A Petrobras alega que, apesar de a política de preços da petroleira basear-se na paridade com as cotações do mercado internacional, a empresa estaria com os preços cerca de 20% abaixo dessa média. Diretores da empresa tem admitido que sofre pressões de dois lados: pelo lado dos acionistas, a necessidade de repassar a alta internacional do barril de petróleo para o mercado interno e do lado da opinião pública, a repercussão negativa para a imagem da empresa, caso opte por novos reajustes, uma vez que a União, acionista majoritária da petroleira, por meio do Governo Federal, tem tentado adotar medidas emergenciais para reduzir os preços dos combustíveis. Mas a pressão política não tem sido suficiente para frear os aumentos dos combustíveis.

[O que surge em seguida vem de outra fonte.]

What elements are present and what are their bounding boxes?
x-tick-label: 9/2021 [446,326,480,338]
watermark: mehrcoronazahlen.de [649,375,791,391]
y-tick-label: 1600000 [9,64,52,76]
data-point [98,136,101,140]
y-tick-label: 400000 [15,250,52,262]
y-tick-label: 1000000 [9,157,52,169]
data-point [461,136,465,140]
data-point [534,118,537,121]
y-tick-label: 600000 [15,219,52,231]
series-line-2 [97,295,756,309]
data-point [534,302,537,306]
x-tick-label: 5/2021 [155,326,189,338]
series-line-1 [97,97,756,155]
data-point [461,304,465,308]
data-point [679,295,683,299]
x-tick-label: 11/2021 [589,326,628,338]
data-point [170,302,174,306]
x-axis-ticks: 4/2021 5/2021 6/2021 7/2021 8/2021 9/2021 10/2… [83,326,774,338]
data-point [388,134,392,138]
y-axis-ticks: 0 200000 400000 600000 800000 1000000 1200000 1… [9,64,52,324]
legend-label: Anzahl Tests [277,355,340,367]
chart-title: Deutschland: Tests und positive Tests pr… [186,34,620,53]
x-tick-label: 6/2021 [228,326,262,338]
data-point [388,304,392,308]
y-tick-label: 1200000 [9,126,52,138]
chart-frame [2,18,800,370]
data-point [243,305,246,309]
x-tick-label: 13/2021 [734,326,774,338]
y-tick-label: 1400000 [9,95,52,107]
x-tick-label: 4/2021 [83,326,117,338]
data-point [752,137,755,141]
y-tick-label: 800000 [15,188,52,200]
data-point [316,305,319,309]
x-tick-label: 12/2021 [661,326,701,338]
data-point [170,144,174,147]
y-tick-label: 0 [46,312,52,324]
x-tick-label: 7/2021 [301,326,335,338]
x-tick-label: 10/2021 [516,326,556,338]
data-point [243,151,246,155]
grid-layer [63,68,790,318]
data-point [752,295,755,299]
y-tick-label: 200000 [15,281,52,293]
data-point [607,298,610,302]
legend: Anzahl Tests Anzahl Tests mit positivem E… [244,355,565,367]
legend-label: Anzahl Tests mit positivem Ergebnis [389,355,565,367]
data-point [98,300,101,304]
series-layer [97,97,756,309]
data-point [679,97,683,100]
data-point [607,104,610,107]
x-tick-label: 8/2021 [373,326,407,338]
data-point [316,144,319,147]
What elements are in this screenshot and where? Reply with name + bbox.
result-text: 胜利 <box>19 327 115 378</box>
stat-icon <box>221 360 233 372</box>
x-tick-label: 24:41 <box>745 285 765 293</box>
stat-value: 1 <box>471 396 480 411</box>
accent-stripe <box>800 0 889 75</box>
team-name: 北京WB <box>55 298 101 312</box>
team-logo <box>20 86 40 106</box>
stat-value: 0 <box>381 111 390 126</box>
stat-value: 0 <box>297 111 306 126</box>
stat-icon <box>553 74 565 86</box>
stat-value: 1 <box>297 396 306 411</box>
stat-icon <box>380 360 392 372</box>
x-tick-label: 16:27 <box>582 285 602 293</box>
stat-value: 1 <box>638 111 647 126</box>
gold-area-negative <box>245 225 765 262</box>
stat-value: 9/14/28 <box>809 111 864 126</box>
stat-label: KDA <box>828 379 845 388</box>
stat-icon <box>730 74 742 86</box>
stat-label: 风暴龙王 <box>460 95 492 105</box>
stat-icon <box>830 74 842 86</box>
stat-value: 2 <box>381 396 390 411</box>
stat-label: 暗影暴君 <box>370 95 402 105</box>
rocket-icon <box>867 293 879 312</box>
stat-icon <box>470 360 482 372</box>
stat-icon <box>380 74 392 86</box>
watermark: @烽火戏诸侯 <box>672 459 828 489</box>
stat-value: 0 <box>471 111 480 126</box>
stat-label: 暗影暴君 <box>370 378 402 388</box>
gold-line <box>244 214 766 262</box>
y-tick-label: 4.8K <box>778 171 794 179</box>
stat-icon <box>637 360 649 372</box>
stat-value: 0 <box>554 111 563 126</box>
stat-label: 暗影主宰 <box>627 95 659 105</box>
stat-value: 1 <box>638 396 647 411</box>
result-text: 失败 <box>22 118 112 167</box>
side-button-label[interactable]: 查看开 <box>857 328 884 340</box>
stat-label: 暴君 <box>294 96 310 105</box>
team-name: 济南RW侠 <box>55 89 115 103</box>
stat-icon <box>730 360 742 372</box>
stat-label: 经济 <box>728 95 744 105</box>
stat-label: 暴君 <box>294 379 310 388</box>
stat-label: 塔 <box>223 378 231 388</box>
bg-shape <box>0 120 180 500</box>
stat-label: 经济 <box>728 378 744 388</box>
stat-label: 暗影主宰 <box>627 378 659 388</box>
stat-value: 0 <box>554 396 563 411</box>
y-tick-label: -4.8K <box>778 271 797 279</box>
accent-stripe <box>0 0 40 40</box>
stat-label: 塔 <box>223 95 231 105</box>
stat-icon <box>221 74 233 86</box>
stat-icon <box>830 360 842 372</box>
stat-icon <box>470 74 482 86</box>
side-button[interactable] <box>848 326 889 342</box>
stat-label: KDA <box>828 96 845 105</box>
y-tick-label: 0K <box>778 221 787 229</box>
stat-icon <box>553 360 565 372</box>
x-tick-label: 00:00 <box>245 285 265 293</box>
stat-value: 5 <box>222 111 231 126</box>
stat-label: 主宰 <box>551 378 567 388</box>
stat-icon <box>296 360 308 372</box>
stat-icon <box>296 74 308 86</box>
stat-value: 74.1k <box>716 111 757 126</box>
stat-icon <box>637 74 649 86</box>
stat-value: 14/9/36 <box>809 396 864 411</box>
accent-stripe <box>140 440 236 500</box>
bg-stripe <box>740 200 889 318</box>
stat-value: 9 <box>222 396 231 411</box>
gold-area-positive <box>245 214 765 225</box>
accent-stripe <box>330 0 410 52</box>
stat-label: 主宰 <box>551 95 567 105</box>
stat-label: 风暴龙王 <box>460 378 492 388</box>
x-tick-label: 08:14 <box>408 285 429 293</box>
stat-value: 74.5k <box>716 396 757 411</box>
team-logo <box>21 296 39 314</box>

Estados não querem largar o osso

Recentemente, o governo federal mudou a classificação dos combustíveis como essenciais e indispensáveis, o que impede a cobrança de impostos acima da alíquota geral de Circulação de Mercadorias e Serviços (ICMS). Paralelamente, a proposta de limitar a alíquota do imposto sobre combustíveis a 17%, que tramita no Congresso Nacional, já foi aprovada na Câmara e depende agora de aprovação do Senado Federal. Na semana passada, o governo federal anunciou ainda a apresentação de uma Proposta de Emenda Constitucional (PEC) que pretende permitir que aos estados zerem o ICMS sobre combustíveis e do Gás Liquefeito de Petróleo (GLP), o gás de cozinha, – emergencialmente, até 31 de dezembro –, mediante a promessa de ressarcimento pela União dos valores que os estados deixarem de arrecadar no período. Mas governadores têm apresentado forte resistência às propostas e já cogitam aumentar outros impostos, caso as propostas do Governo Federal passem no Congresso.